If you're dead set on an ebb&flow. Use the smaller of the two containers as your rez so that you can't overflow the plant chamber in the even a timer fails on or the siphon fails. If you can get a second reservoir, I'd recommend going drain to waste style. Then you can just top off your nutrient res and drain the waste res. No need to monitor pH or PPM swings quite as much.

Danner mag drive pumps are great for this application, I think the 190 or 250gph model would be more than sufficient for your setup.

As far as nutrients go. Start off simple and use the lucas formula. It's cheap and effective. I don't recommend playing with additives/bloom boosters/snake oil until after you've gotten a few good runs in with lucas in order to establish a reliable baseline.

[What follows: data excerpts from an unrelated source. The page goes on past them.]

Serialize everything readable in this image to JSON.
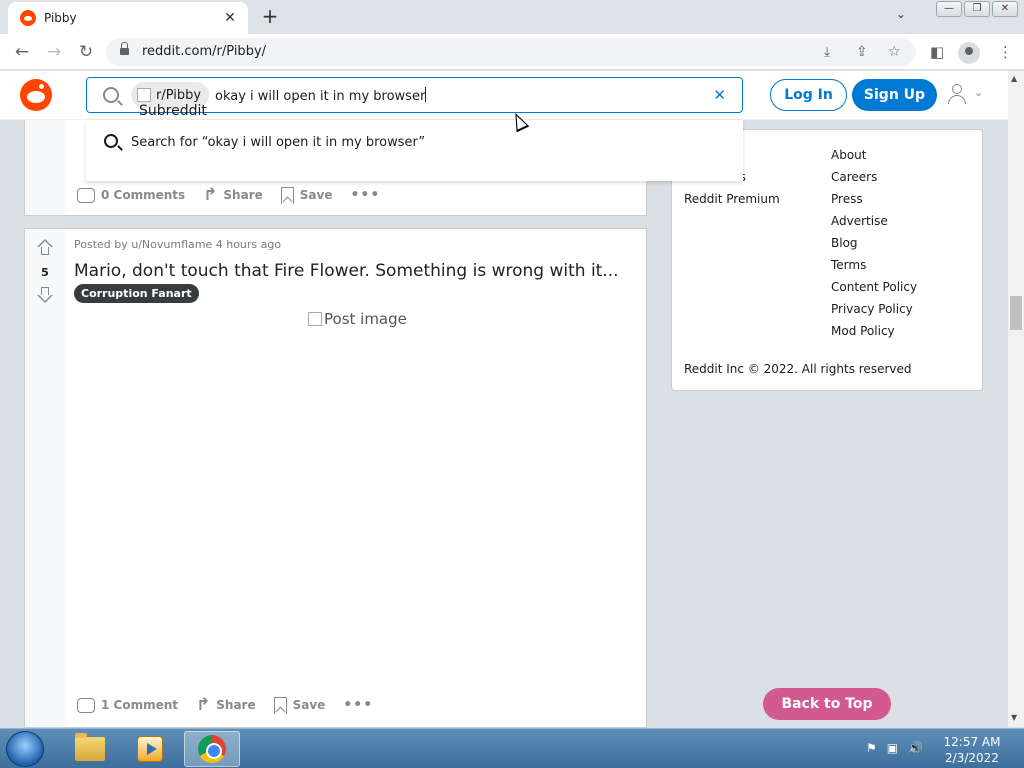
{
  "browser": {
    "tab_title": "Pibby",
    "tab_close": "✕",
    "new_tab": "+",
    "url": "reddit.com/r/Pibby/",
    "window_buttons": [
      "—",
      "❐",
      "✕"
    ]
  },
  "header": {
    "search_community": "r/Pibby",
    "search_community_type": "Subreddit",
    "search_query": "okay i will open it in my browser",
    "login_label": "Log In",
    "signup_label": "Sign Up"
  },
  "dropdown": {
    "search_for": "Search for “okay i will open it in my browser”"
  },
  "post1": {
    "comments": "0 Comments",
    "share": "Share",
    "save": "Save"
  },
  "post2": {
    "votes": "5",
    "meta": "Posted by u/Novumflame 4 hours ago",
    "title": "Mario, don't touch that Fire Flower. Something is wrong with it...",
    "flair": "Corruption Fanart",
    "image_alt": "Post image",
    "comments": "1 Comment",
    "share": "Share",
    "save": "Save"
  },
  "sidebar": {
    "col1": [
      "",
      "Reddit Coins",
      "Reddit Premium"
    ],
    "col1_visible": [
      "ns",
      "Reddit Premium"
    ],
    "col2": [
      "About",
      "Careers",
      "Press",
      "Advertise",
      "Blog",
      "Terms",
      "Content Policy",
      "Privacy Policy",
      "Mod Policy"
    ],
    "copyright": "Reddit Inc © 2022. All rights reserved",
    "back_to_top": "Back to Top"
  },
  "taskbar": {
    "time": "12:57 AM",
    "date": "2/3/2022"
  },
  "colors": {
    "reddit_orange": "#ff4500",
    "reddit_blue": "#0079d3",
    "back_to_top": "#d35991"
  }
}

Drysalts are tempting, but require a bit more precision. Down the road this is a good cost saving measure but can be a headache for a newbie.
Care to elaborate on "You can run timerless and use a loop or bell siphon to run the pump continuously but that has it's own failure points as well."
I always had an idea kinda like a toilet flush kicking around in my head if it could be balanced where once the pump fills up the tray and overflows it would close off the suction and empty the tray
 

bicit

Well-Known Member
Care to elaborate on "You can run timerless and use a loop or bell siphon to run the pump continuously but that has it's own failure points as well."
I always had an idea kinda like a toilet flush kicking around in my head if it could be balanced where once the pump fills up the tray and overflows it would close off the suction and empty the tray

Notice how the water inlet runs continuously. The biggest issue is if the siphon effect fails, then the bed overflows, pump failure is a lesser, but still valid concern. The nice thing is that it actually draws air into the media getting lots of oxygen at the roots, the design uses very efficient and inexpensive pumps, and it's pretty simple and reliable when setup properly. No need to worry about timer failures and pumps operate better when run continuously vs infrequent cycling.

I wouldn't do drain to waste though. That could get expensive going through that much water and nutrients.